El Gobierno promulgó cambios en la ley de glaciares y redefine el esquema de protección ambiental
La reforma amplía el protagonismo de las provincias y habilita evaluaciones caso por caso para actividades en zonas periglaciares. El Ejecutivo sostiene que busca equilibrar la protección ambiental con el desarrollo productivo.
El Gobierno nacional oficializó la promulgación de la ley 27.804, que modifica el régimen de protección de glaciares vigente desde 2010. La medida quedó formalizada mediante el Decreto 271/2026, publicado en el Boletín Oficial, y establece un nuevo marco para la gestión de estos recursos en la Argentina.
La norma mantiene como objetivo central la preservación de los glaciares como reservas estratégicas de recursos hídricos, aunque introduce cambios en su interpretación y la alinea con principios de la Constitución Nacional, como el derecho a un ambiente sano y la potestad de las provincias sobre sus recursos naturales. Con ese criterio, el nuevo esquema refuerza el peso del federalismo en la toma de decisiones ambientales.
Uno de los puntos centrales de la reforma es la redefinición de las áreas protegidas. Desde ahora, la protección estricta quedará limitada a los glaciares y a aquellas geoformas periglaciares que acrediten una función hídrica comprobada. Esto abre la puerta a habilitar actividades productivas en zonas que antes estaban alcanzadas por restricciones más amplias.
En ese marco, las provincias pasan a tener un rol decisivo, ya que serán las encargadas de determinar, con base en estudios técnicos, qué áreas deben resguardarse y cuáles podrán destinarse a actividades económicas. La modificación responde, en parte, a planteos de distritos con fuerte desarrollo minero.
Otro cambio relevante es el abandono del esquema de prohibiciones generales. En su lugar, se implementa un sistema basado en evaluaciones de impacto ambiental específicas para cada proyecto, que deberán ser aprobadas por las autoridades competentes en cada jurisdicción.
En relación con el inventario de glaciares, se mantiene el registro nacional bajo la órbita del Instituto Argentino de Nivología, Glaciología y Ciencias Ambientales, aunque con funciones más acotadas. El organismo seguirá aportando información técnica, pero sin poder de decisión sobre las definiciones provinciales.

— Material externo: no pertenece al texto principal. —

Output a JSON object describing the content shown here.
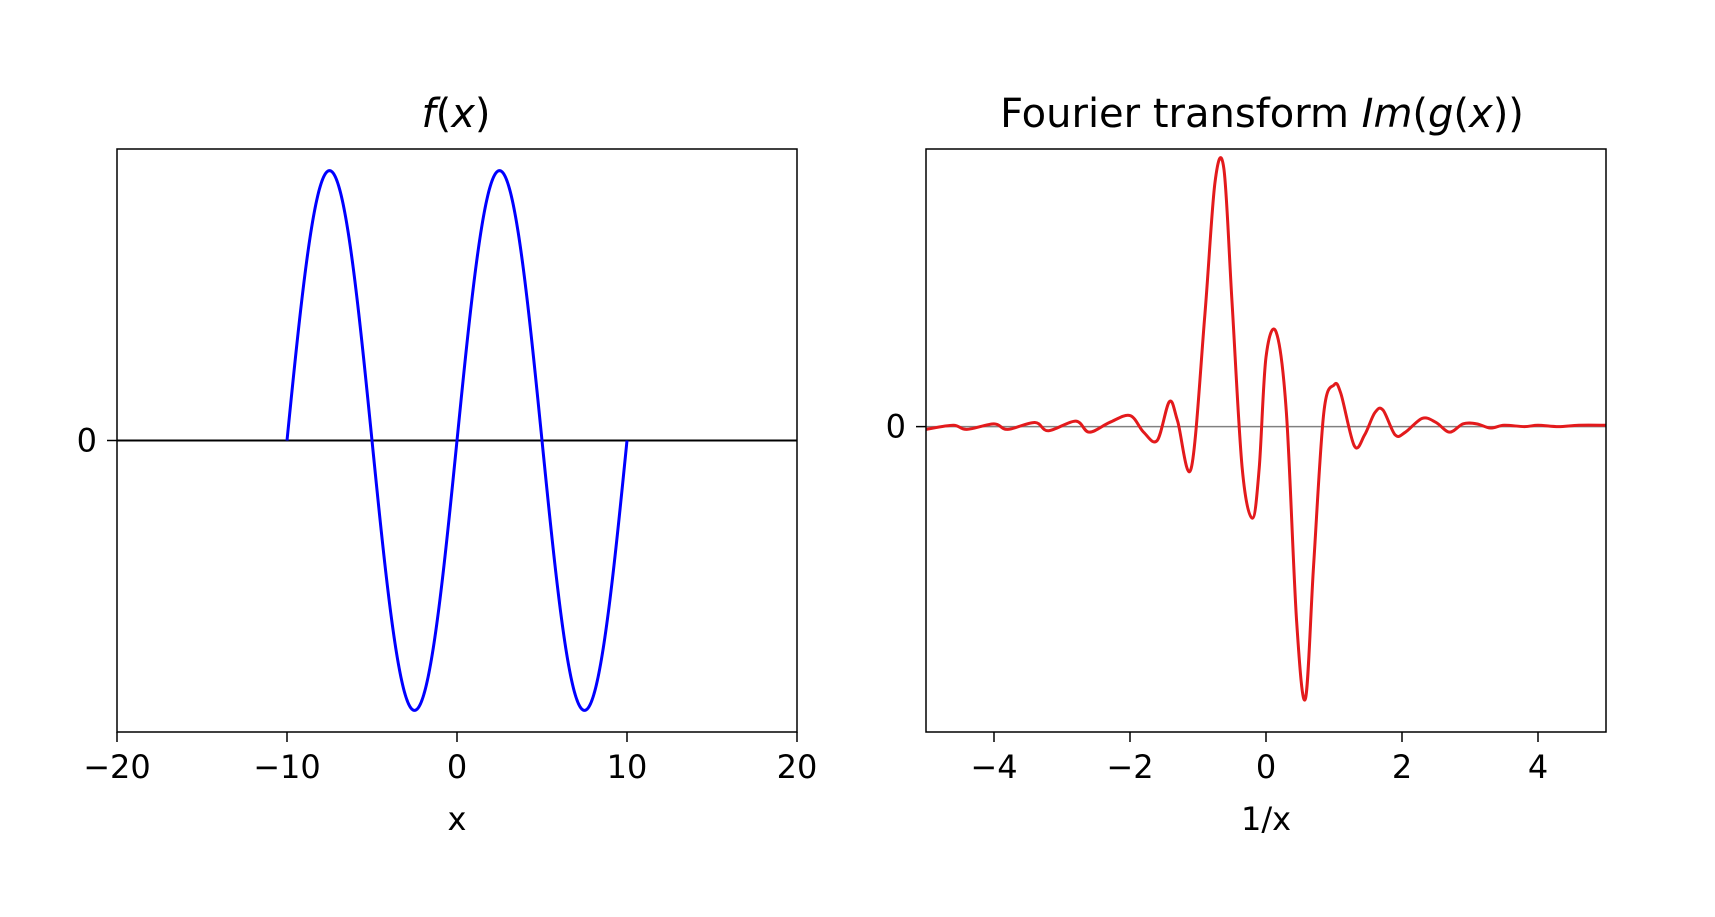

La ley también incorpora el principio precautorio: todas las geoformas incluidas en el inventario serán consideradas protegidas hasta que estudios científicos determinen lo contrario. Además, se actualizan los mecanismos para sumar o excluir zonas del registro.
El texto establece que cualquier actividad deberá contar con una evaluación de impacto ambiental previa y, cuando corresponda, con evaluaciones estratégicas que incluyan instancias de participación ciudadana, de acuerdo con la normativa vigente.
La reforma había sido aprobada el pasado 9 de abril en el Congreso de la Nación Argentina, con 137 votos a favor, 111 en contra y 3 abstenciones, en una sesión marcada por tensiones y protestas en las inmediaciones del Parlamento.
Desde el Poder Ejecutivo defendieron los cambios al señalar que permitirán ordenar el marco normativo y reducir interpretaciones discrecionales. Además, sostuvieron que la nueva legislación busca equilibrar la protección ambiental con el desarrollo productivo, al precisar con criterios científicos qué debe protegerse y habilitar actividades en áreas que no forman parte del núcleo de resguardo.